笹の葉で包まれた外観が食用ちまきと酷似していますが、祇園祭のちまきはあくまでお守りです。「食用ちまき」として販売されているものと混同しないよう、購入時に確認しておきましょう。
複数のちまきをもらった場合はどうすればいい?
複数のちまきを入手した場合、すべて自宅に飾っても構いません。異なる山鉾のちまきを並べて飾っている家庭も多く見られます。
おすすめは、家の中のいくつかの場所に分けて飾ることです。たとえば、1つを玄関に飾り、もう1つを台所や寝室の入口に飾るという方法があります。
また、親戚や友人への贈り物としてちまきを渡す文化もあります。「厄除けのお守りをどうぞ」という気持ちで贈れる、京都らしいギフトです。
飾った後のちまきのお手入れ・維持方法
ちまきは笹の葉を使っているため、時間とともに乾燥して変色していきます。これは自然な変化で、色が変わったからといってご利益がなくなるわけではありません。
屋外(軒下)に飾っている場合は、梅雨や台風の時期に雨に当たり続けると劣化が早まることがあります。雨が強い日は一時的に室内に取り込むのもひとつの対処法です。
ほこりが気になる場合は、乾いた柔らかい布かはたきで軽く払う程度にしましょう。水拭きや洗剤を使うのは避けてください。護符の文字が滲んだり、紐が傷んだりすることがあります。
1年間飾り続けると、最初の鮮やかな緑色から徐々に落ち着いた色へと変化していきます。この経年変化もちまきの味わいのひとつとして受け入れ、翌年のちまきへと引き継いでいくのが京都の人々の感覚に近いように思います。

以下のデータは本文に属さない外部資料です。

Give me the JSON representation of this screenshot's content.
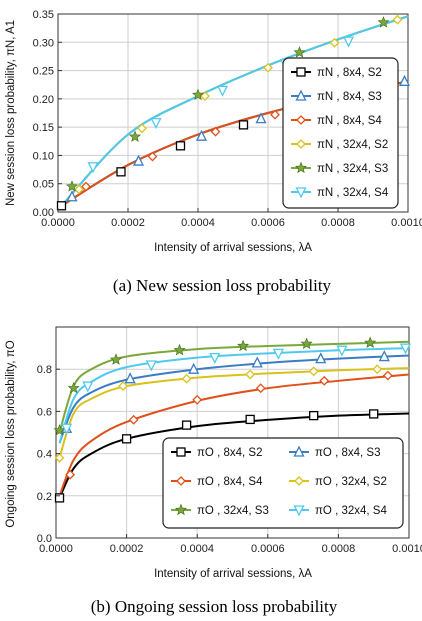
{
  "chart_data": [
    {
      "type": "line",
      "caption": "(a) New session loss probability",
      "xlabel": "Intensity of arrival sessions, λA",
      "ylabel": "New session loss probability, πN, A1",
      "xlim": [
        0,
        0.001
      ],
      "ylim": [
        0,
        0.35
      ],
      "xticks": [
        "0.0000",
        "0.0002",
        "0.0004",
        "0.0006",
        "0.0008",
        "0.0010"
      ],
      "yticks": [
        "0.00",
        "0.05",
        "0.10",
        "0.15",
        "0.20",
        "0.25",
        "0.30",
        "0.35"
      ],
      "grid": true,
      "legend_position": "right",
      "series": [
        {
          "name": "πN , 8x4, S2",
          "color": "#000000",
          "marker": "square",
          "x": [
            1e-05,
            0.0002,
            0.0004,
            0.0006,
            0.0008,
            0.001
          ],
          "y": [
            0.011,
            0.083,
            0.137,
            0.175,
            0.205,
            0.231
          ],
          "mx": [
            1e-05,
            0.00018,
            0.00035,
            0.00053,
            0.00071,
            0.00088
          ],
          "my": [
            0.011,
            0.071,
            0.117,
            0.154,
            0.183,
            0.21
          ]
        },
        {
          "name": "πN , 8x4, S3",
          "color": "#3a7dc4",
          "marker": "triangle",
          "x": [
            1e-05,
            0.0002,
            0.0004,
            0.0006,
            0.0008,
            0.001
          ],
          "y": [
            0.011,
            0.083,
            0.137,
            0.175,
            0.205,
            0.231
          ],
          "mx": [
            4e-05,
            0.00023,
            0.00041,
            0.00058,
            0.00076,
            0.00099
          ],
          "my": [
            0.027,
            0.09,
            0.134,
            0.165,
            0.196,
            0.231
          ]
        },
        {
          "name": "πN , 8x4, S4",
          "color": "#e0501a",
          "marker": "diamond",
          "x": [
            1e-05,
            0.0002,
            0.0004,
            0.0006,
            0.0008,
            0.001
          ],
          "y": [
            0.011,
            0.083,
            0.137,
            0.175,
            0.205,
            0.231
          ],
          "mx": [
            8e-05,
            0.00027,
            0.00045,
            0.00062,
            0.0008,
            0.00096
          ],
          "my": [
            0.045,
            0.098,
            0.142,
            0.172,
            0.205,
            0.226
          ]
        },
        {
          "name": "πN , 32x4, S2",
          "color": "#d9c21a",
          "marker": "diamond",
          "x": [
            1e-05,
            0.0002,
            0.0004,
            0.0006,
            0.0008,
            0.001
          ],
          "y": [
            0.011,
            0.137,
            0.205,
            0.259,
            0.305,
            0.346
          ],
          "mx": [
            6e-05,
            0.00024,
            0.00042,
            0.0006,
            0.00079,
            0.00097
          ],
          "my": [
            0.04,
            0.148,
            0.205,
            0.255,
            0.299,
            0.34
          ]
        },
        {
          "name": "πN , 32x4, S3",
          "color": "#7aa83a",
          "marker": "star",
          "x": [
            1e-05,
            0.0002,
            0.0004,
            0.0006,
            0.0008,
            0.001
          ],
          "y": [
            0.011,
            0.137,
            0.205,
            0.259,
            0.305,
            0.346
          ],
          "mx": [
            4e-05,
            0.00022,
            0.0004,
            0.00069,
            0.00093
          ],
          "my": [
            0.045,
            0.133,
            0.207,
            0.282,
            0.335
          ]
        },
        {
          "name": "πN , 32x4, S4",
          "color": "#4fc9f0",
          "marker": "invtriangle",
          "x": [
            1e-05,
            0.0002,
            0.0004,
            0.0006,
            0.0008,
            0.001
          ],
          "y": [
            0.011,
            0.137,
            0.205,
            0.259,
            0.305,
            0.346
          ],
          "mx": [
            0.0001,
            0.00028,
            0.00047,
            0.00065,
            0.00083
          ],
          "my": [
            0.08,
            0.158,
            0.215,
            0.262,
            0.302
          ]
        }
      ]
    },
    {
      "type": "line",
      "caption": "(b) Ongoing session loss probability",
      "xlabel": "Intensity of arrival sessions, λA",
      "ylabel": "Ongoing session loss probability, πO",
      "xlim": [
        0,
        0.001
      ],
      "ylim": [
        0,
        1.0
      ],
      "xticks": [
        "0.0000",
        "0.0002",
        "0.0004",
        "0.0006",
        "0.0008",
        "0.0010"
      ],
      "yticks": [
        "0.0",
        "0.2",
        "0.4",
        "0.6",
        "0.8"
      ],
      "grid": true,
      "legend_position": "bottom-right",
      "series": [
        {
          "name": "πO , 8x4, S2",
          "color": "#000000",
          "marker": "square",
          "x": [
            1e-05,
            5e-05,
            0.0001,
            0.0002,
            0.0004,
            0.0006,
            0.0008,
            0.001
          ],
          "y": [
            0.19,
            0.33,
            0.4,
            0.47,
            0.53,
            0.56,
            0.58,
            0.59
          ],
          "mx": [
            1e-05,
            0.0002,
            0.00037,
            0.00055,
            0.00073,
            0.0009
          ],
          "my": [
            0.19,
            0.47,
            0.535,
            0.562,
            0.58,
            0.588
          ]
        },
        {
          "name": "πO , 8x4, S3",
          "color": "#3a7dc4",
          "marker": "triangle",
          "x": [
            1e-05,
            5e-05,
            0.0001,
            0.0002,
            0.0004,
            0.0006,
            0.0008,
            0.001
          ],
          "y": [
            0.45,
            0.62,
            0.69,
            0.75,
            0.8,
            0.83,
            0.85,
            0.865
          ],
          "mx": [
            3e-05,
            0.00021,
            0.00039,
            0.00057,
            0.00075,
            0.00093
          ],
          "my": [
            0.52,
            0.755,
            0.8,
            0.83,
            0.85,
            0.86
          ]
        },
        {
          "name": "πO , 8x4, S4",
          "color": "#e0501a",
          "marker": "diamond",
          "x": [
            1e-05,
            5e-05,
            0.0001,
            0.0002,
            0.0004,
            0.0006,
            0.0008,
            0.001
          ],
          "y": [
            0.2,
            0.37,
            0.46,
            0.55,
            0.65,
            0.71,
            0.745,
            0.775
          ],
          "mx": [
            4e-05,
            0.00022,
            0.0004,
            0.00058,
            0.00076,
            0.00094
          ],
          "my": [
            0.3,
            0.56,
            0.655,
            0.71,
            0.745,
            0.77
          ]
        },
        {
          "name": "πO , 32x4, S2",
          "color": "#d9c21a",
          "marker": "diamond",
          "x": [
            1e-05,
            5e-05,
            0.0001,
            0.0002,
            0.0004,
            0.0006,
            0.0008,
            0.001
          ],
          "y": [
            0.38,
            0.59,
            0.66,
            0.72,
            0.76,
            0.78,
            0.795,
            0.805
          ],
          "mx": [
            1e-05,
            0.00019,
            0.00037,
            0.00055,
            0.00073,
            0.00091
          ],
          "my": [
            0.38,
            0.72,
            0.755,
            0.775,
            0.79,
            0.8
          ]
        },
        {
          "name": "πO , 32x4, S3",
          "color": "#7aa83a",
          "marker": "star",
          "x": [
            1e-05,
            5e-05,
            0.0001,
            0.0002,
            0.0004,
            0.0006,
            0.0008,
            0.001
          ],
          "y": [
            0.5,
            0.72,
            0.8,
            0.86,
            0.895,
            0.91,
            0.92,
            0.93
          ],
          "mx": [
            1e-05,
            5e-05,
            0.00017,
            0.00035,
            0.00053,
            0.00071,
            0.00089
          ],
          "my": [
            0.51,
            0.71,
            0.845,
            0.89,
            0.91,
            0.92,
            0.925
          ]
        },
        {
          "name": "πO , 32x4, S4",
          "color": "#4fc9f0",
          "marker": "invtriangle",
          "x": [
            1e-05,
            5e-05,
            0.0001,
            0.0002,
            0.0004,
            0.0006,
            0.0008,
            0.001
          ],
          "y": [
            0.45,
            0.66,
            0.74,
            0.81,
            0.855,
            0.875,
            0.89,
            0.9
          ],
          "mx": [
            3e-05,
            9e-05,
            0.00027,
            0.00045,
            0.00063,
            0.00081,
            0.00099
          ],
          "my": [
            0.52,
            0.72,
            0.82,
            0.855,
            0.875,
            0.89,
            0.9
          ]
        }
      ]
    }
  ]
}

まとめ:祇園祭ちまきを正しく飾って厄除けのご利益を受け取ろう
祇園祭のちまきの飾り方について、基本から応用まで解説してきました。最後に、この記事の重要なポイントをまとめます。
飾り方の基本は、玄関の軒下にビニール袋を外して吊るすことです。高い位置に紐を使って吊るし、護符の文字が正面を向くように飾るのが丁寧な作法といえます。
マンションやアパートの場合でも、ドア用フックや粘着式フックを活用すれば、玄関ドアや室内に飾ることができます。飾り場所に完璧な正解はなく、「玄関周り・入口付近に飾る」という意識を持つことが大切です。
山鉾ごとにご利益が異なるという点も、ぜひ覚えておいてください。安産を祈るなら占出山、長寿・健康なら菊水鉾というように、自分や家族の願いに合わせて選ぶのが祇園祭ならではの楽しみ方です。
飾る期間は1年間が基本で、翌年の祇園祭の時期に返納して新しいものに替えるサイクルを続けるのが京都の慣習です。返納できない場合は、白い紙に包んで塩をひとふりし、感謝の気持ちとともに処分してください。
1000年以上続く祇園祭の歴史は、疫病や災いから人々を守りたいという祈りの積み重ねです。ちまきを丁寧に飾ることは、その祈りに自分も参加することでもあります。ぜひ今年の祇園祭で、お気に入りのちまきを見つけて飾ってみてください。